ALİ MAHİR BAŞARIR (Mersin) - Bakın, basın özgürlüğünde Türkiye 99'uncu sıradaydı, şu anda 180 ülke arasında 165'inci sırada, bunu yapan sizsiniz.
Şimdi bakıyoruz, adaleti, hukuku yerle bir ettiniz. Hukukun Üstünlüğü Endeksi'nde 142 ülke arasında 117'nci sıradayız. "Bugün teğmenler ceza alamaz." diyen Antalya savcısı açığa alınıyor. Ne hakla alıyorsun sen Adalet Bakanı! Bugün Esenyurt Belediye Başkanımızla görüşmek için milletvekilleri, Genel Başkanımız Adalet Bakanına dilekçe veriyor -siz de bu görevi yaptınız Sayın Başkan- Sayın Bakan "Adam gibi dilekçe verilseydi kabul ederdik." diyor. Bu ülkenin Adalet Bakanı ne zamandan beri adamlığa göre dilekçe alıyor? Böyle bir yönetmelik mi var? Böyle bir izahat mı var? Bu ülke böyle bir Adalet Bakanını hak ediyor mu?

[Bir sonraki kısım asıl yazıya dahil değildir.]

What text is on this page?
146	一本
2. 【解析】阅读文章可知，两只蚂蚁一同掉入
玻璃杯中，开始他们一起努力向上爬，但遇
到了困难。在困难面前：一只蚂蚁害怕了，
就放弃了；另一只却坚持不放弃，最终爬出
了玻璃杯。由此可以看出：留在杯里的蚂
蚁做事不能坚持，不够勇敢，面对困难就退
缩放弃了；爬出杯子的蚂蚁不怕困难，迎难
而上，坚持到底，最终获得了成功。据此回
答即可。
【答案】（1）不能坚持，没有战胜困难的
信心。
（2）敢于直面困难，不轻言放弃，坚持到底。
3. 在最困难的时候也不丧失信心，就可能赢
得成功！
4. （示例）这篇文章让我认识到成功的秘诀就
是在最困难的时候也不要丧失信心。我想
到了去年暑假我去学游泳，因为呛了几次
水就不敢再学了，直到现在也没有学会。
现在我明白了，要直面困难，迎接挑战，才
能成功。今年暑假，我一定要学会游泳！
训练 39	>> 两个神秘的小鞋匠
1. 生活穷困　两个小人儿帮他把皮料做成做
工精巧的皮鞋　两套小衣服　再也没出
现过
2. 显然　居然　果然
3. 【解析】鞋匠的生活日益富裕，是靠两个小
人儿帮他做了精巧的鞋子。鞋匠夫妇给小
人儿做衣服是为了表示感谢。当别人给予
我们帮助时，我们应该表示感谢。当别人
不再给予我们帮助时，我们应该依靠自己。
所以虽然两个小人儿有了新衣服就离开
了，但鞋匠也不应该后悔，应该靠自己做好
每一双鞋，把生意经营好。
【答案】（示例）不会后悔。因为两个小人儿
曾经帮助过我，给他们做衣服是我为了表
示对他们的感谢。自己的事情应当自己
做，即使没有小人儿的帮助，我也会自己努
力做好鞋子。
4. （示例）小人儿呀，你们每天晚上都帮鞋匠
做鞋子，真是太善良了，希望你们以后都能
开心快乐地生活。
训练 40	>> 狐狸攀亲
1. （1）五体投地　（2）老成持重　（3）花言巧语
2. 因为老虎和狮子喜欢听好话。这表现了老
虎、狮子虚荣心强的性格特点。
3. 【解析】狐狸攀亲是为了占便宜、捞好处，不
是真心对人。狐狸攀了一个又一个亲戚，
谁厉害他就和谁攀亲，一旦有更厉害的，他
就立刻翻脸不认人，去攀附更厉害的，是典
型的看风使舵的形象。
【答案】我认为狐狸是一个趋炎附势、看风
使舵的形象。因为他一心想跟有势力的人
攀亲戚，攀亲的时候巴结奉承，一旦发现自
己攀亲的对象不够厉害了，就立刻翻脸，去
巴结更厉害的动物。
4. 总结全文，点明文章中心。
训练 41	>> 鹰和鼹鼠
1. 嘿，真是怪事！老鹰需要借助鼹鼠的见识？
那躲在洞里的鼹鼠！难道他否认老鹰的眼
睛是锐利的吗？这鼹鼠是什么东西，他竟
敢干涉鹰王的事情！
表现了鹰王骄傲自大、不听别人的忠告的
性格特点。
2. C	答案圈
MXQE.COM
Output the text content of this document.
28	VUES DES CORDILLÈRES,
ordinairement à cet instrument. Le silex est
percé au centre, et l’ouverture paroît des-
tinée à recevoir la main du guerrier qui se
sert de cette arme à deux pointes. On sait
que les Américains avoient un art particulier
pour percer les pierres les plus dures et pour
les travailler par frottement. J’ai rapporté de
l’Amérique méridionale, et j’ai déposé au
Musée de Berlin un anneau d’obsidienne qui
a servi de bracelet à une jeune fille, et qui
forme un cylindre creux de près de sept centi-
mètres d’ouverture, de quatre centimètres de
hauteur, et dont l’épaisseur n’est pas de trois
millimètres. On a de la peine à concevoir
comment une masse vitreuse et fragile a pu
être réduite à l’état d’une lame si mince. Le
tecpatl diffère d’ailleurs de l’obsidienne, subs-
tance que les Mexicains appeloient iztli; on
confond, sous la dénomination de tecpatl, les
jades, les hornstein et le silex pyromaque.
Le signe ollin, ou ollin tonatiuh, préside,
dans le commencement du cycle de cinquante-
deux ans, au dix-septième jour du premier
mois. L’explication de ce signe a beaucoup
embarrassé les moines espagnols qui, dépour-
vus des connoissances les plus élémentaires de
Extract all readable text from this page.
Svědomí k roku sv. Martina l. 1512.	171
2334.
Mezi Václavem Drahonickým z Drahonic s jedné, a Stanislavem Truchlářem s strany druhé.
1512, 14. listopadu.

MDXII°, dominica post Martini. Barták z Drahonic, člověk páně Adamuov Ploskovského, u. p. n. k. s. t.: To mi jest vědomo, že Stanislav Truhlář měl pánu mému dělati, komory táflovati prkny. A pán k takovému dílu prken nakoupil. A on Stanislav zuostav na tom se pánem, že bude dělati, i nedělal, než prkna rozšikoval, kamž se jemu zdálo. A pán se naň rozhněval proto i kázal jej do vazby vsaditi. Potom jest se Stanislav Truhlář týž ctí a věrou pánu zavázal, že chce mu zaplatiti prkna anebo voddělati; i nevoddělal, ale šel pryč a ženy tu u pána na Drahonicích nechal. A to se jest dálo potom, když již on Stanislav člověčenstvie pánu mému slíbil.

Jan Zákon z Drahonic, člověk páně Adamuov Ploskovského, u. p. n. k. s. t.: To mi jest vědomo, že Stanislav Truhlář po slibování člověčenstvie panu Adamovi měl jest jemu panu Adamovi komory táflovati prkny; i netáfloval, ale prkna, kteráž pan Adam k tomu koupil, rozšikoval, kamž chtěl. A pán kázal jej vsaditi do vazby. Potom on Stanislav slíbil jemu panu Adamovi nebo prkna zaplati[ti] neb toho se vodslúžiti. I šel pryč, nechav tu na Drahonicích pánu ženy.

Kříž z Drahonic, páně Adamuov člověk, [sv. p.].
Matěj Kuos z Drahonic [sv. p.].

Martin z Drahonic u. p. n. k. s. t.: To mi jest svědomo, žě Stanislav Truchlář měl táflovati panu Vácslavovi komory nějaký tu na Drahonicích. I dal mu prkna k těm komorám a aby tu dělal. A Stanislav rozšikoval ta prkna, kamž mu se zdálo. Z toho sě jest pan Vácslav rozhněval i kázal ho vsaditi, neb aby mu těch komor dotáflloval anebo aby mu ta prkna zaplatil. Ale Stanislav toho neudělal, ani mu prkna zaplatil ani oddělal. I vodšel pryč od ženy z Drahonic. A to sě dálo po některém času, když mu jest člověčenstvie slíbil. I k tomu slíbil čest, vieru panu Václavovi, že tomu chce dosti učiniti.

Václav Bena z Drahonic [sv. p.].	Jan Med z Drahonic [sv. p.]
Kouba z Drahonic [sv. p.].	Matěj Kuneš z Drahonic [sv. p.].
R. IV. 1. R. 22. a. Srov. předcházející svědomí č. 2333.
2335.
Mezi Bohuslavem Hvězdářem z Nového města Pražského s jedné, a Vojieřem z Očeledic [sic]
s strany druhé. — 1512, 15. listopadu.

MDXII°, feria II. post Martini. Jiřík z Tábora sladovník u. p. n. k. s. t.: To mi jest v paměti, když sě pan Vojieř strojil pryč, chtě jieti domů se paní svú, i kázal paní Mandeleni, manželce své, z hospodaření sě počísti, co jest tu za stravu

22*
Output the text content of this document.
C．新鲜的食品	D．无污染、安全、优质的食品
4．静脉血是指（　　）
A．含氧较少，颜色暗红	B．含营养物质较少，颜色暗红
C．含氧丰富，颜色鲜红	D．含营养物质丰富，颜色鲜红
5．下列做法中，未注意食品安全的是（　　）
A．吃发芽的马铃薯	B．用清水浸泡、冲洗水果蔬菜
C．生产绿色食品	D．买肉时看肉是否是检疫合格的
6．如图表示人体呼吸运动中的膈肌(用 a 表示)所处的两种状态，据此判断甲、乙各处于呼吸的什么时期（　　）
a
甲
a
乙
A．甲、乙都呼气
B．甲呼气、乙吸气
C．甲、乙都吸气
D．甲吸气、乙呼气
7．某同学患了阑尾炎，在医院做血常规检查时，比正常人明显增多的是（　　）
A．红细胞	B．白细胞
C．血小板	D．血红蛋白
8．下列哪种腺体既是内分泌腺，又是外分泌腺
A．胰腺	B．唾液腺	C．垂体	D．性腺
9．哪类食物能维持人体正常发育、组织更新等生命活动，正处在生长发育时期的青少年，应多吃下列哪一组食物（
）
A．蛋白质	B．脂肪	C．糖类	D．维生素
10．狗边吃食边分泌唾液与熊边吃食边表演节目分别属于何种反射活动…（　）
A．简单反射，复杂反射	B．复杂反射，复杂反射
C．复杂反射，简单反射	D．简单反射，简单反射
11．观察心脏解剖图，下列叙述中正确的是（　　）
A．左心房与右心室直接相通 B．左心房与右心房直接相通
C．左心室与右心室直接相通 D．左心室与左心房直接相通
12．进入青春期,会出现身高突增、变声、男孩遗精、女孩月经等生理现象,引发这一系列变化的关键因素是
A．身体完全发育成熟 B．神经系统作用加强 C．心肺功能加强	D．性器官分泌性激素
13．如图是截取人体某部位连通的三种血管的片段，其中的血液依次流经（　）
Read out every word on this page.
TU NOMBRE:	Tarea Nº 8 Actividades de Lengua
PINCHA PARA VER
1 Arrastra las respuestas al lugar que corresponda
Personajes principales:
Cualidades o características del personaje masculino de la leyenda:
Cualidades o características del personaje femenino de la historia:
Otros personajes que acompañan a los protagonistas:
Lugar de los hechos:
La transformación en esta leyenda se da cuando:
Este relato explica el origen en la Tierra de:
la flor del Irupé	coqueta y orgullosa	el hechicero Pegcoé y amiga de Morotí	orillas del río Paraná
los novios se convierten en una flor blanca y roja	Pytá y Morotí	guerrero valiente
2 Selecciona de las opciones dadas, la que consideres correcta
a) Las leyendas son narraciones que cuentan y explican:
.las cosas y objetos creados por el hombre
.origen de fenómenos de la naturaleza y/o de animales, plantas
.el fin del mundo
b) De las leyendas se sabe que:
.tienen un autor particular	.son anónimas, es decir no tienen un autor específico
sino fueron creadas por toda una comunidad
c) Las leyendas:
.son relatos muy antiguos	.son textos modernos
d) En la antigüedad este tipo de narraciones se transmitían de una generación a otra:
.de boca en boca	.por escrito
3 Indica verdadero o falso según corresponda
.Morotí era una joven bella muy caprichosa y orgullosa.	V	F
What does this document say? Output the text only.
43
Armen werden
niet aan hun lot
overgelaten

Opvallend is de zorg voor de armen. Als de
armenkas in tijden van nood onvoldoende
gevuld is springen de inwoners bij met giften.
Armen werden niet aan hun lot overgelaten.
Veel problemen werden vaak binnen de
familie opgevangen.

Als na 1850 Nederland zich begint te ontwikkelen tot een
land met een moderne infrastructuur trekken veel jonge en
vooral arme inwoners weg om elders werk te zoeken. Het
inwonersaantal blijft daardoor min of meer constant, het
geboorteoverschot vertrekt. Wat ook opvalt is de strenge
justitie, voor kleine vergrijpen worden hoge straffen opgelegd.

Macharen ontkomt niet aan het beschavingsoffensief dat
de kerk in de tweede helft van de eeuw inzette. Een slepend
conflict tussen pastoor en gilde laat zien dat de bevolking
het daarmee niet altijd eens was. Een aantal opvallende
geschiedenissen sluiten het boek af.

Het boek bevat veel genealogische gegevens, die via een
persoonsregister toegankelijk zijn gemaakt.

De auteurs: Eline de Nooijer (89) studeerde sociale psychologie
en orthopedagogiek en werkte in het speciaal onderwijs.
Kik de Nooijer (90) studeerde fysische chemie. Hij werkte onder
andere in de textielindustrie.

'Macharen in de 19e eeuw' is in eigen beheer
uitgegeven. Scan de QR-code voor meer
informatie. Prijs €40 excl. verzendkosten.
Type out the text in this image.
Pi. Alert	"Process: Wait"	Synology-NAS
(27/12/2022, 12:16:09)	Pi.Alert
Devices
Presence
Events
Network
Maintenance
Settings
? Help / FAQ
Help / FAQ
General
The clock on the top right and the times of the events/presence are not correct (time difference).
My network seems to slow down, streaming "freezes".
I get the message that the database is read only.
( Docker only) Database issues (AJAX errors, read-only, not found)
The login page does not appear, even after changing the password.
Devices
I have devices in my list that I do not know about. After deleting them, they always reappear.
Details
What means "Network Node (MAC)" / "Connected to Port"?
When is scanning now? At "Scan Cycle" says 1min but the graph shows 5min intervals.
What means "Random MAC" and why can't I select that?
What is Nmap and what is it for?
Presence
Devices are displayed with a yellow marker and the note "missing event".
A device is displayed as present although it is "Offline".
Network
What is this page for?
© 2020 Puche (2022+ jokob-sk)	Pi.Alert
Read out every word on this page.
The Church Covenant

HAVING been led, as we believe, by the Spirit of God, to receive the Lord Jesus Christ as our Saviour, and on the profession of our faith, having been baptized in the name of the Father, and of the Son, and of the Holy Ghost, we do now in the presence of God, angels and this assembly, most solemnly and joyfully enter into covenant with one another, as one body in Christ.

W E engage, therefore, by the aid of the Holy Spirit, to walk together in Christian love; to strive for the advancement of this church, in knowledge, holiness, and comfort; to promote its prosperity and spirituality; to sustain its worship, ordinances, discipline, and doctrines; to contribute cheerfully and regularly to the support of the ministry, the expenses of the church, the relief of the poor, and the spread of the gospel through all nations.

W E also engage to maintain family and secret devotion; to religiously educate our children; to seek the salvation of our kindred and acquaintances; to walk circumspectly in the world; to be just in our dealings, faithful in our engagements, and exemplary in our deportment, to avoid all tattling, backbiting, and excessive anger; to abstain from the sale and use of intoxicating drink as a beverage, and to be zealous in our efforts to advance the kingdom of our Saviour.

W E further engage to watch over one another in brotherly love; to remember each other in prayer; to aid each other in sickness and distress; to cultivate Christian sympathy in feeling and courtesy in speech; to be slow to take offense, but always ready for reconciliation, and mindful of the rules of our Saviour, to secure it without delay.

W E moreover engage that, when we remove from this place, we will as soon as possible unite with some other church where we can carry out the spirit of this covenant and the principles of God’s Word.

(Mikrofon otomatik cihaz tarafından kapatıldı)
BAŞKAN - Sayın Başarır, lütfen tamamlayınız.
Son kez uzatıyorum.
ALİ MAHİR BAŞARIR (Mersin) - Adaletin geldiği noktaya bakın, adam gibi dilekçe olacakmış! Adam gibi karar ver sen de o zaman!
Geliyorum: Bakın, hazinenin 2002'de toplam borcu 243 milyar, bugün 8,8 trilyon. 1 dolar, 1 lira 63 kuruştu, bugün 35 lira. Bugün dış borç 512 milyar dolar olmuş, bu ülkeyi aldığınızda 130 milyar dolardı. Bu ülkeyi bu hâle getirdi beyefendi, "CHP, CHP, CHP, CHP!" ya, başka bildiğin bir şey yok mu? Artık uyanın; halk bunu kabul etmiyor, halk bu yalanları yemiyor, sizin yönettiğinizi biliyor. Biz mi sorumlusuyuz? Bakın, ben size rakamlarla bu ülkenin geldiği durumu söylüyorum.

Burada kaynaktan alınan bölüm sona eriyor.